Capt. George Mainwaring: No, that's Morecambe.


"Dad's Army: Keep Young and Beautiful (#5.2)" (1972)
Mainwaring: I think we're going to have to split this platoon into two halves, you know. One half for those who are fit and strong, and the other half for those who are not up to battle standards.
Wilson: Yes, well, I tried that once, sir. It looked rather untidy.
Mainwaring: How d'you mean, "untidy"?
Wilson: Well, there were two in one half, and twenty-one in the other.


"Dad's Army: Never Too Old (#9.6)" (1977)
Jones, Capt. George Mainwaring, Sgt. Arthur Wilson, Pte. James Frazer, Pte. Charles Godfrey, Pte. Frank Pike: To Britain's Home Guard!


"Dad's Army: Boots, Boots, Boots (#4.3)" (1970)
Capt. George Mainwaring: [to Wilson] You show me yours, I'll show you mine.


"Dad's Army: The Enemy Within the Gates (#1.4)" (1968)
Mainwaring: It's quite simple really.
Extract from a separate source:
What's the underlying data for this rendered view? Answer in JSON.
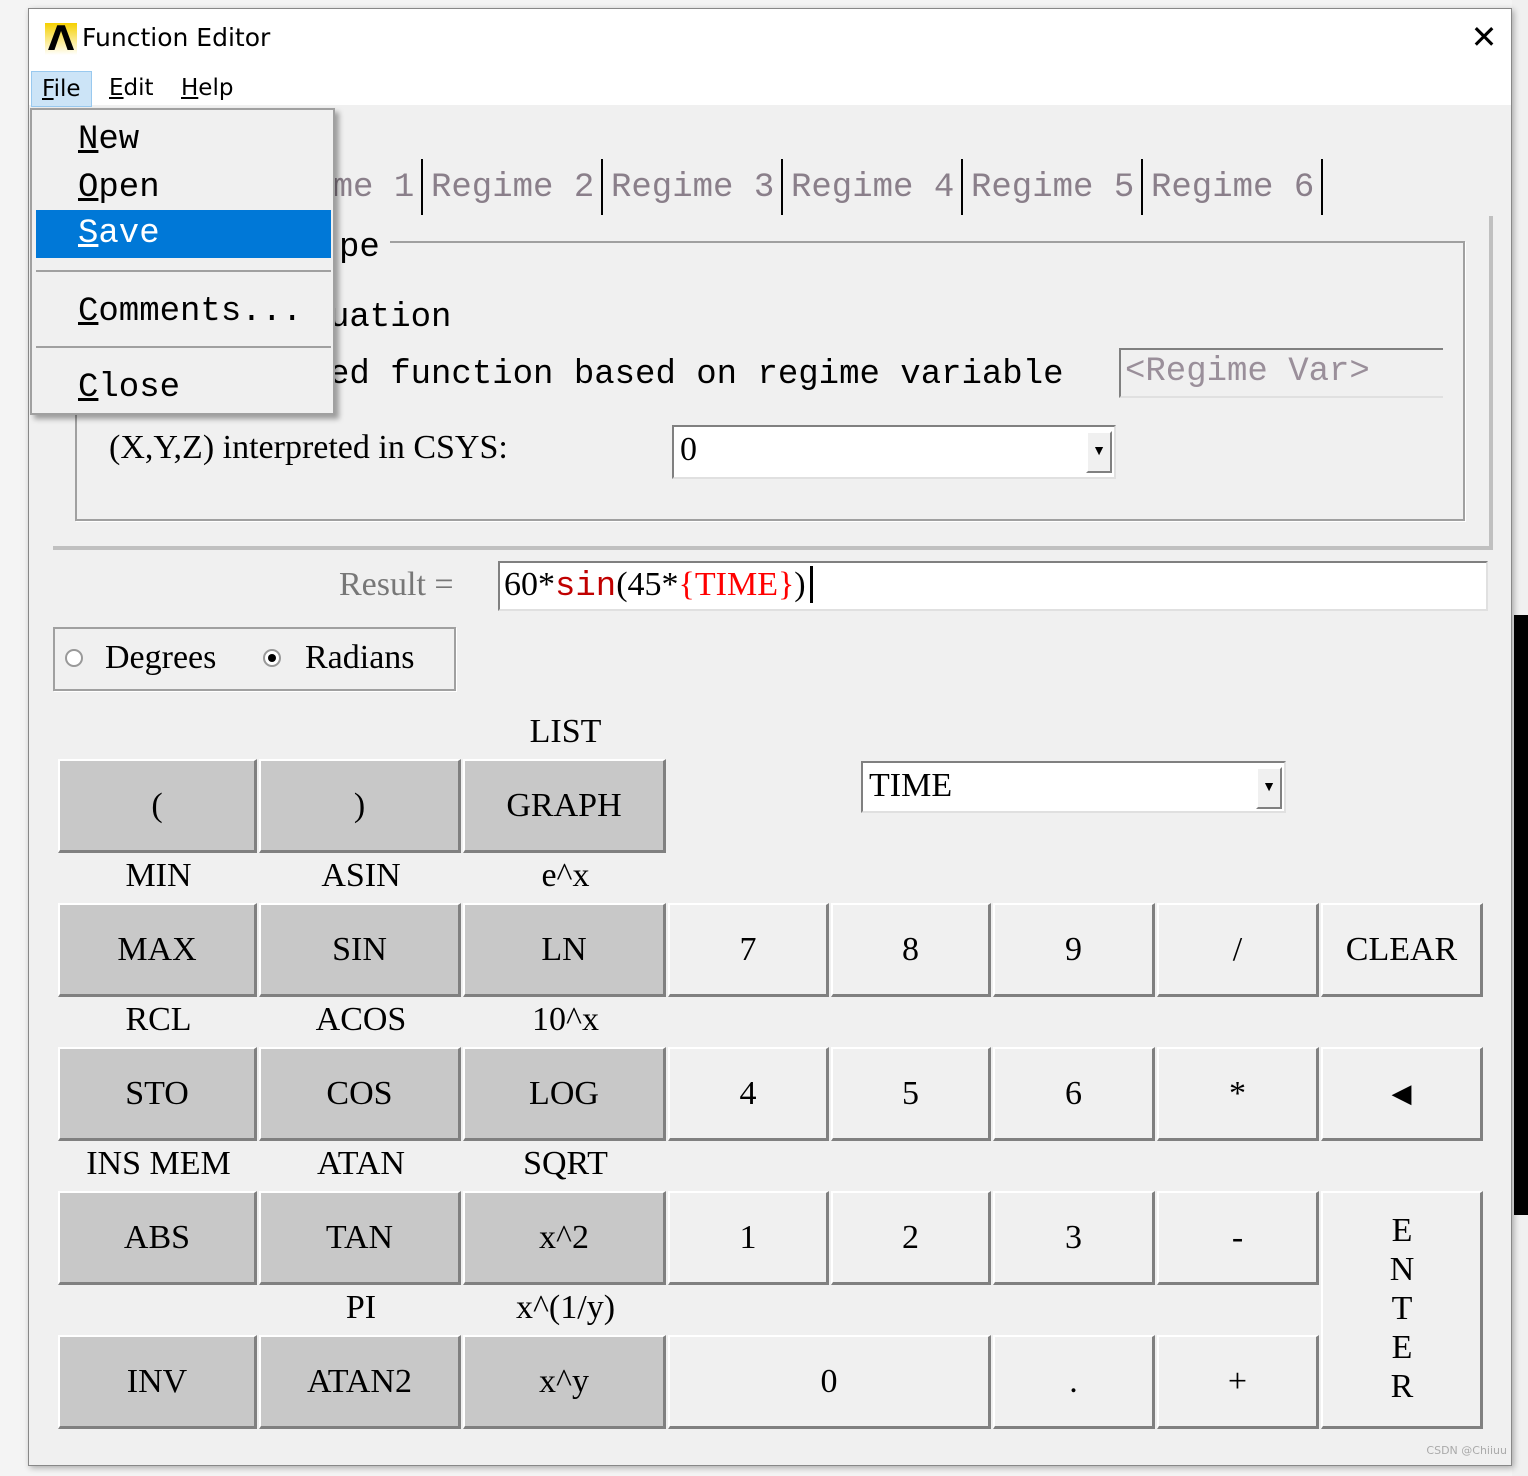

You'll be able to tell that it's a German if he goes around giving you stupid orders.
Frazer: Then how are we supposed to tell the difference.


"Dad's Army: Battle School (#3.2)" (1969)
LCpl. Jack Jones: I just wanted to tell you I still have faith in you, sir.
Capt. George Mainwaring: Thank you, Corporal.
LCpl. Jack Jones: Even if nobody else does.


"Dad's Army: Don't Fence Me In (#4.5)" (1970)
Mainwaring: [the platoon is trying to communicate with an Italian P.O.W] Does anyone speak Italian?
Godfrey: I speak a little, sir.
Godfrey: [to the Italian POW] Vostro piccolo mano e ghiacciato. Permesso e caldo ancora a vita.
[the P.O.W. looks shocked]
Mainwaring: What did you say to him, Godfrey?
Godfrey: Your tiny hands are frozen.
Mainwaring: What on earth did you say that for?
Godfrey: It's the only Italian I know, sir - you see, I'm a very keen opera fan.